STARS has the following objectives:

  • Develop reinforcement learning-based neural network multisatellite control and decision-making algorithms
  • Develop run-time assurance approaches that mitigate hazards and allow the autonomy to stay on mission
  • Develop flexible human-autonomy teaming

Each of these three objectives impose constraints on the other objectives and there are tradeoffs.

image of networked satellites

Local Intelligent Collaboration of Networked Satellites (LINCS) Laboratory

HOW DOES IT WORK?

AFRL is using machine learning tools called Reinforcement Learning (RL) to train intelligent agents to take actions in an environment, with the goal of maximizing an overall, long-term reward. RL is based on the psychology concept of operant conditioning that, for example, could be used to train a dog with positive and negative reinforcement. RL is used in this project because of its exceptional performance in environments with highdimensional state spaces, complex rule structures, and unknown dynamics. It is difficult to craft a reliable and high-performing solution using traditional, robust decision-making tools. However, RL has demonstrated the ability to create agents that are superior to humans in breakthroughs ranging from board games like Go, real-time strategy games like Starcraft, and in military engagement scenarios like those conducted in Alpha Dogfight.

flow process of systemsHowever, AI is brittle. A mistake by the AI on a satellite can result in the loss of billions of dollars of economic value, priceless data and space-based services, and for the military, the lives of soldiers on the ground who rely on satellite imagery and communications for their missions. Run time assurance can be thought of as a safety filter on the AI control output. It monitors the desired output of the autonomous controller for commands that are anticipated to cause a safety violation and when necessary, modifies or substitutes a control signal that is sent to the environment.

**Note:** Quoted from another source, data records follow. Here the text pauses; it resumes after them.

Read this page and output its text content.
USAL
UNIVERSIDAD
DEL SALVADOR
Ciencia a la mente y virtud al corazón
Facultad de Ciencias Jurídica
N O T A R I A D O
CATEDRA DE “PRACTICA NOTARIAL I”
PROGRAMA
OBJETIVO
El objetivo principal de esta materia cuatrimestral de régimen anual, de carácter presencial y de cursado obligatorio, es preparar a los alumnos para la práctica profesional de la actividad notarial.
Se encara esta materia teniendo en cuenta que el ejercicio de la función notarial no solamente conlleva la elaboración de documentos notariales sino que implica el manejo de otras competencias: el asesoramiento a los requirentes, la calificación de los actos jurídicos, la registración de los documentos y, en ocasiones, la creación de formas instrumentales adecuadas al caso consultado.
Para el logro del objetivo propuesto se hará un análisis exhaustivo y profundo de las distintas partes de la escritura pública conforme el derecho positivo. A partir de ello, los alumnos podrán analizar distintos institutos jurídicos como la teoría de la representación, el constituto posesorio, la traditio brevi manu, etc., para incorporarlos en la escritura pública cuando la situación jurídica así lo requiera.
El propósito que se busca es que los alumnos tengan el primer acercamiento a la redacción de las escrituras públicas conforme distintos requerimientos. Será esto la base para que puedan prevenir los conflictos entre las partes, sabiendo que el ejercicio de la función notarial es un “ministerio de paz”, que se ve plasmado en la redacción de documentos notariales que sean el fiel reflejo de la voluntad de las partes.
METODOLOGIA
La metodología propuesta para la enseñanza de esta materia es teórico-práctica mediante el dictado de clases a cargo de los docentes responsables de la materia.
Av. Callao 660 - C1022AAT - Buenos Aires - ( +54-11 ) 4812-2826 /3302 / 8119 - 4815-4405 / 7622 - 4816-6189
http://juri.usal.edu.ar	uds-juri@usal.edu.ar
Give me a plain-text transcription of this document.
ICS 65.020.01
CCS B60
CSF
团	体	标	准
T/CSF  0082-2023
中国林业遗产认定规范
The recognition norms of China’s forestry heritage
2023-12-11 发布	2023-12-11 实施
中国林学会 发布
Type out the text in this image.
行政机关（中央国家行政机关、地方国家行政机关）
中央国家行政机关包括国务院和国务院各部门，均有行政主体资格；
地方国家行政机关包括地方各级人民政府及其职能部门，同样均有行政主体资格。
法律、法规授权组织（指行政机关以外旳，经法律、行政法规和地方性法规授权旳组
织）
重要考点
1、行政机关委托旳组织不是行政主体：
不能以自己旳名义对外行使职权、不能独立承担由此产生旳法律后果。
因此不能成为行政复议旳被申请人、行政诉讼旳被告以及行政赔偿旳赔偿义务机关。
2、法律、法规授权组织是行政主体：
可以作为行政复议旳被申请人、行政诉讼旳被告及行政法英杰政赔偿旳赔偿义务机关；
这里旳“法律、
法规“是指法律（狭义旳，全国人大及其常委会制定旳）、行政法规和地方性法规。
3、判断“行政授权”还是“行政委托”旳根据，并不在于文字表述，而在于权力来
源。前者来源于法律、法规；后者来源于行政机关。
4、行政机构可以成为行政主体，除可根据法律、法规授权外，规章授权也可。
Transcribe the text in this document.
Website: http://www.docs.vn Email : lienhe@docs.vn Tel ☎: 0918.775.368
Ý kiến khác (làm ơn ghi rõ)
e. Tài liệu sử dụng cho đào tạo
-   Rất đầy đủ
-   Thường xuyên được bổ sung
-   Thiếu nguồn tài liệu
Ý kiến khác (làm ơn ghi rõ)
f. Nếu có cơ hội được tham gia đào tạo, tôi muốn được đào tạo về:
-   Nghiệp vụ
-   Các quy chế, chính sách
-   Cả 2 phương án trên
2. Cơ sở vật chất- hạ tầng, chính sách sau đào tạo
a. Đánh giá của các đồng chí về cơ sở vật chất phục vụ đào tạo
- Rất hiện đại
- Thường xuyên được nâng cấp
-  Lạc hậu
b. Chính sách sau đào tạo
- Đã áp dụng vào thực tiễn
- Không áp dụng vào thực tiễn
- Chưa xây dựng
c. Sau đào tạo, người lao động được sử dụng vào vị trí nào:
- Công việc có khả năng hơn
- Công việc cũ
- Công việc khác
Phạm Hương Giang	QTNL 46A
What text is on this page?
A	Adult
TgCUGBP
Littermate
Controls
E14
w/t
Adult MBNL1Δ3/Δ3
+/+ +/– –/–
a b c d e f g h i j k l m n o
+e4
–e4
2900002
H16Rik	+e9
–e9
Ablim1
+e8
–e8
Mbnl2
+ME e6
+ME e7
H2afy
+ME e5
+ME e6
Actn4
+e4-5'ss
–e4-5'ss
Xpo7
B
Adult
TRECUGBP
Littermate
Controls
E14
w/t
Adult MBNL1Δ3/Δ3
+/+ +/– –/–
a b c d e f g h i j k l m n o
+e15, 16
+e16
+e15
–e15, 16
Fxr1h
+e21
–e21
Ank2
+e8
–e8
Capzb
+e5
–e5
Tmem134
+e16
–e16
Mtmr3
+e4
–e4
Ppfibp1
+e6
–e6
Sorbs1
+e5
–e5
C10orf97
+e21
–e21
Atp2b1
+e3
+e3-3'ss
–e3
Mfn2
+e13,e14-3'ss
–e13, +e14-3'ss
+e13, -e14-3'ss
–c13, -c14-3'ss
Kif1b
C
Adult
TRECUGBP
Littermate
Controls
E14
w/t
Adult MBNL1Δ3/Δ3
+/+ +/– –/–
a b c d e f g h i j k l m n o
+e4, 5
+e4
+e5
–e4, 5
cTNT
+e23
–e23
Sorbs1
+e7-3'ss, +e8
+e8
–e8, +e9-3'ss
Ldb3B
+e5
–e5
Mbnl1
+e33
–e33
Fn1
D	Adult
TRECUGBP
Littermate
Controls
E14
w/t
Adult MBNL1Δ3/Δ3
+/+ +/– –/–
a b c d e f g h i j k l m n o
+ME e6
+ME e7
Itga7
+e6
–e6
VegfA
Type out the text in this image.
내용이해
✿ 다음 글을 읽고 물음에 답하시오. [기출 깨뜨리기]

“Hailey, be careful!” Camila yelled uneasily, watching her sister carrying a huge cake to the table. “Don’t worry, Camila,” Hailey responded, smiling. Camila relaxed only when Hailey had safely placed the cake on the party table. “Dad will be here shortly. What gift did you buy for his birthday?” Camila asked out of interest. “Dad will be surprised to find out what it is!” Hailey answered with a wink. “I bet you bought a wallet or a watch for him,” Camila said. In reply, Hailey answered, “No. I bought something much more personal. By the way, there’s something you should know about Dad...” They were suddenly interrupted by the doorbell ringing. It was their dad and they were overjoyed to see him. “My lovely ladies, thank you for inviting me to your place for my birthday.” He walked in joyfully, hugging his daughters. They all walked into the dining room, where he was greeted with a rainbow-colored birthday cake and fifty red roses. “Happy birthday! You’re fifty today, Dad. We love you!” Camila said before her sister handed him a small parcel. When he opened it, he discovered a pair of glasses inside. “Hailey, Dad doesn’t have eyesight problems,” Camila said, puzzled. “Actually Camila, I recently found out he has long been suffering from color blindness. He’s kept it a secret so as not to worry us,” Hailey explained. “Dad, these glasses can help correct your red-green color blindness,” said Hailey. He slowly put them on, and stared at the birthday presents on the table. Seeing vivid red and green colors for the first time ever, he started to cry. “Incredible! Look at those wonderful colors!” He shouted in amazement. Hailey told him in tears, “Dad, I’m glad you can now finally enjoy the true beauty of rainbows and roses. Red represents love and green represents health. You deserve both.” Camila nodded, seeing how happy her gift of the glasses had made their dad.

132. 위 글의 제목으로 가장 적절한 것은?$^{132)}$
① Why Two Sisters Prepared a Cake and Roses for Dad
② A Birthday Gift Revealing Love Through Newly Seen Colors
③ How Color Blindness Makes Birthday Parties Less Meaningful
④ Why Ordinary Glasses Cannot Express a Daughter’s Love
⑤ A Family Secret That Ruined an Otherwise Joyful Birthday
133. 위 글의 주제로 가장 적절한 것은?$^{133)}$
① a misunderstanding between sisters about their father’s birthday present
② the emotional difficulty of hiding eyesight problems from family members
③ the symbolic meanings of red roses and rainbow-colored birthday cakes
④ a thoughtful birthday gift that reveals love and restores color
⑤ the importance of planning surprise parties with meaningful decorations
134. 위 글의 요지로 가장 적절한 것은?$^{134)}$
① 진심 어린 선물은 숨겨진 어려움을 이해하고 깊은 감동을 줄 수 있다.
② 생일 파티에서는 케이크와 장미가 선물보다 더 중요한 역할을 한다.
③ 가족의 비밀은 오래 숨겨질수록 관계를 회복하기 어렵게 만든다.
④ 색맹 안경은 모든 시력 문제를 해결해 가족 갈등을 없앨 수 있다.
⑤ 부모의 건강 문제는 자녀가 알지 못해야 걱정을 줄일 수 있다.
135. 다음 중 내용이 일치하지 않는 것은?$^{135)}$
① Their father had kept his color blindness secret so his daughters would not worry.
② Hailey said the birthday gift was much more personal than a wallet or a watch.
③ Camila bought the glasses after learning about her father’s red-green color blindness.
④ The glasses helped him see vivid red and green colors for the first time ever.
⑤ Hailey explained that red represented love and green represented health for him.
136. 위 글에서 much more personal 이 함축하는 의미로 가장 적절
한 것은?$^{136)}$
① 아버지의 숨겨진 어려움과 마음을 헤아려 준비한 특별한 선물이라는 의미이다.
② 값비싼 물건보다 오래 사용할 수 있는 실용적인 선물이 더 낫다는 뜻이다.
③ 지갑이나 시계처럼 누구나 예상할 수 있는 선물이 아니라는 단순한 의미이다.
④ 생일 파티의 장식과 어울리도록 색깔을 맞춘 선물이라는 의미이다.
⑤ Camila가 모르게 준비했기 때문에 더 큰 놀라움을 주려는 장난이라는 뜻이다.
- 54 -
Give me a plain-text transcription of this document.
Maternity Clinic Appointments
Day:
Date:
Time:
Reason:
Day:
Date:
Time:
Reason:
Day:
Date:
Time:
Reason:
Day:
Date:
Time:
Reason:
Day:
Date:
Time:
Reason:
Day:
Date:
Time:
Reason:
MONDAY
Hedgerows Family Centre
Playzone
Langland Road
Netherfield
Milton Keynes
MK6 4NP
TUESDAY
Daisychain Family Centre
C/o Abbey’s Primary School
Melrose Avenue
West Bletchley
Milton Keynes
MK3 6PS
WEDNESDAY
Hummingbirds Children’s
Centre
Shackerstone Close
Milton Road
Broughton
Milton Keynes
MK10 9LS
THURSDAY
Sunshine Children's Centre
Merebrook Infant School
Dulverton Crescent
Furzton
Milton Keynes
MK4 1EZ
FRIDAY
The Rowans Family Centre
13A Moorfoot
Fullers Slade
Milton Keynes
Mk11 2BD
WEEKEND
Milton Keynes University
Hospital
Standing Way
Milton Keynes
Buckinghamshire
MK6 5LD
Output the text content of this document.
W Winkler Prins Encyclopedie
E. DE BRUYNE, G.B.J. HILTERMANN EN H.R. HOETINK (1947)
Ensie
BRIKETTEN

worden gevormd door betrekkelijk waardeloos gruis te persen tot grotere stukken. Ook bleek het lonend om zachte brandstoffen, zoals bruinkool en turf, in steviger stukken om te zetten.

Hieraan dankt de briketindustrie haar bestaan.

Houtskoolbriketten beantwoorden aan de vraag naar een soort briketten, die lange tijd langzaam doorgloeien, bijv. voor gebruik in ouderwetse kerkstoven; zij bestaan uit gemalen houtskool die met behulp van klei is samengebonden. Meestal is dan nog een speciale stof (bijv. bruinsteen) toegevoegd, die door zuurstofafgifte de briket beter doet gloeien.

Showcasing the actions and safety concerns to a Guardian operator is paramount to improving the trust in the algorithms. Since operators cannot physically see the actions of a satellite, they are limited to telemetry downlinking of information. Moreover, mission planning is a large endeavor for satellite operations. These tools aim to couple mission planning and operations for multi-vehicle close-proximity interactions.

concept of planning tool

Concept design of the mission planning and operator’s tool